Les événements du 26 janvier 1978, surnommés également « Jeudi noir », représentent une étape décisive dans l’histoire de la Tunisie moderne. ces évènement tragiques marquent un affrontement violent entre la population tunisienne et le régime de Habib Bourguiba, dans un contexte de crise économique profonde et de mécontentement généralisé face aux politiques réformistes menées par le gouvernement.
À la fin des années 1970, la Tunisie traversait une grave crise économique, aggravée par une forte augmentation des prix des produits de base. En 1977, le gouvernement tunisien décida d’augmenter les prix de certaines denrées alimentaires essentielles, une mesure qui a eu des conséquences dévastatrices pour les classes populaires, déjà fragilisées par la montée du chômage et l’accroissement des inégalités sociales. La politique économique menée par Bourguiba et son Premier ministre Hédi Nouira, visant à moderniser le pays, s’est avérée inefficace pour répondre aux attentes des syndicats et de la population. Cette situation a exacerbé la frustration des travailleurs et des citoyens.
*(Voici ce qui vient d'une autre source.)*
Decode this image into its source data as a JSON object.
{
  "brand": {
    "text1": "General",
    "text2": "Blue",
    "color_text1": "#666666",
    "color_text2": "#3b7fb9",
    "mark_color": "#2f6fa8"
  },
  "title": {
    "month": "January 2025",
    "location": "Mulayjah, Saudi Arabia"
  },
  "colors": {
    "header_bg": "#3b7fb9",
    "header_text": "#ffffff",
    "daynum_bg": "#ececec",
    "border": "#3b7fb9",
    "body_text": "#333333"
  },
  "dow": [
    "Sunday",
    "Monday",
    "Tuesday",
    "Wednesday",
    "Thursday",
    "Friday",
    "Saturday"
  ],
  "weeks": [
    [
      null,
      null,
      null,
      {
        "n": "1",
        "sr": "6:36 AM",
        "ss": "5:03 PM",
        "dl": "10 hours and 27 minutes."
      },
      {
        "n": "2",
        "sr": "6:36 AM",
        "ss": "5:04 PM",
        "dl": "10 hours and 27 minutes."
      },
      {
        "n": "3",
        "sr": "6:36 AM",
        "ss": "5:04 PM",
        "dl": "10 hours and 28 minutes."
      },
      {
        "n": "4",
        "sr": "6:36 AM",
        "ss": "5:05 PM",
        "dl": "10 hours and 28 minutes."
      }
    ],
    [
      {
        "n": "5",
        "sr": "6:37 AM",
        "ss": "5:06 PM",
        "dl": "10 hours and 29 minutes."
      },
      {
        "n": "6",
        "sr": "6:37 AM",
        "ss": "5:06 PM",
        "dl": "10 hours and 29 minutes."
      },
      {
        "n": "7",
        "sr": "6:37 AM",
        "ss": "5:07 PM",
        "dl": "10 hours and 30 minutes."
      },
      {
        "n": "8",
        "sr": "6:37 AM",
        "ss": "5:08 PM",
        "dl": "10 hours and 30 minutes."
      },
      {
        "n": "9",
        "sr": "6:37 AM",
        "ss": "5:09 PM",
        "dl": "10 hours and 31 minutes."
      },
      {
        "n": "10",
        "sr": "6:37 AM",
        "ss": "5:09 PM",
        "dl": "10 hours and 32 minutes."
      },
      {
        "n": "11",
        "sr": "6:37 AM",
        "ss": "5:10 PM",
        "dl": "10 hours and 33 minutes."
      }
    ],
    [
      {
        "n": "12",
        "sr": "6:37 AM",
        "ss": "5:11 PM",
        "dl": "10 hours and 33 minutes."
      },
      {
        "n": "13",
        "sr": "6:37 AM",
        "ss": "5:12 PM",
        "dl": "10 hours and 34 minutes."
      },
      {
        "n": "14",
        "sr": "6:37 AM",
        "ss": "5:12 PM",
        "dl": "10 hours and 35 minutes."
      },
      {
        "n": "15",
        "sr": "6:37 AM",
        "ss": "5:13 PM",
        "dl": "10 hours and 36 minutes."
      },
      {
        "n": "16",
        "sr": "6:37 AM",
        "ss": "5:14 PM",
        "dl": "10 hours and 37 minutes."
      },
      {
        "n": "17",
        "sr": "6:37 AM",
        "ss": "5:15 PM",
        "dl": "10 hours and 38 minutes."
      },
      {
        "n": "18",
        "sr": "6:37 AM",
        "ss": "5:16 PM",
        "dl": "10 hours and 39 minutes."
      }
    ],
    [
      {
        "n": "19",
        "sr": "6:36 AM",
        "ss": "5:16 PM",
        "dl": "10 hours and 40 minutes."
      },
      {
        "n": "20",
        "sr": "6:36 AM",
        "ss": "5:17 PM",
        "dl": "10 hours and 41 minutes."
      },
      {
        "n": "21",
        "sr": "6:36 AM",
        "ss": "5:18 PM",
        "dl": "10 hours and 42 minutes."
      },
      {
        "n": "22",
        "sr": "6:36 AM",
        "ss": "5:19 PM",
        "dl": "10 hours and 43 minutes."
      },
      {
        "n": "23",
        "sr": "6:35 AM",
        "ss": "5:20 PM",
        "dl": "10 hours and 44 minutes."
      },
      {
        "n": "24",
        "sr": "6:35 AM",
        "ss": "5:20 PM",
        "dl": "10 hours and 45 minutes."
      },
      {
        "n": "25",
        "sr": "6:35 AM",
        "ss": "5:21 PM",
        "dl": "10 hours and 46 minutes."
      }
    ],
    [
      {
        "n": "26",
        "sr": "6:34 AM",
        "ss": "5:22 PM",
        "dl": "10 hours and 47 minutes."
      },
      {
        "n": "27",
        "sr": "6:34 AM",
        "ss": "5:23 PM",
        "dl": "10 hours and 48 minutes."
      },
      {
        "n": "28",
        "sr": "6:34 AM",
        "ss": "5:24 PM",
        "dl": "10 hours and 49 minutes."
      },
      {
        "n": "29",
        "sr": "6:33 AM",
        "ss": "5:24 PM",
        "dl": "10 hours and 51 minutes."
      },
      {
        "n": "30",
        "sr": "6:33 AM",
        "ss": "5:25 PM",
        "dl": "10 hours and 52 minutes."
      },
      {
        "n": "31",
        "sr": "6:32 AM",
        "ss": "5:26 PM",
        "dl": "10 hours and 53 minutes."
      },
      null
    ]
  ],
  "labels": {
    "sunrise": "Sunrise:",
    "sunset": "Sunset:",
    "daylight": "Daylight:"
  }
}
Face à cette crise, l’Union générale tunisienne du travail (UGTT), le principal syndicat du pays, a lancé une grève générale le 26 janvier 1978 pour protester contre la situation économique et revendiquer la défense des droits syndicaux et des libertés. Ce mouvement a rapidement pris de l’ampleur. Bien que soutenue par une grande partie de la population, la grève a dégénéré en violences et affrontements entre les manifestants et les forces de sécurité, soutenues par l’armée. Des milliers de travailleurs et de jeunes, principalement issus des classes populaires, sont descendus dans la rue pour exprimer leur colère.
Le gouvernement a réagi par une répression violente, déployant massivement les forces de l’ordre pour écraser le mouvement. L’usage de balles réelles a fait plusieurs dizaines de morts et de nombreux blessés. Plusieurs dirigeants de l’UGTT, dont son Secrétaire général Habib Achour, ont été arrêtés ou persécutés. Cette répression a également conduit à une rupture définitive entre le gouvernement de Bourguiba et les syndicats, qui ont vu leurs demandes d’autonomie et de réformes sociales ignorées.
Les événements du 26 janvier 1978 ont profondément marqué le paysage politique tunisien. Ils ont révélé le fossé de plus en plus large entre le pouvoir de Bourguiba et la classe ouvrière, tout en consolidant le rôle de l’UGTT en tant que force centrale de la contestation contre un gouvernement jugé autoritaire. Cette révolte a exacerbé les tensions sociales qui couvaient depuis plusieurs années.
En dépit de la répression brutale, les événements du 26 janvier 1978 sont devenus un symbole fort de la lutte contre les politiques économiques injustes et un jalon dans l’histoire des relations entre le gouvernement tunisien et la société civile. Ces événements ont montré la capacité des syndicats, en particulier l’UGTT, à mobiliser la population contre l’autoritarisme et à revendiquer des réformes sociales. Bien que ces manifestations n’aient pas entraîné de changement immédiat, elles ont jeté les bases des luttes sociales futures et continuent d’influencer la mémoire collective du pays.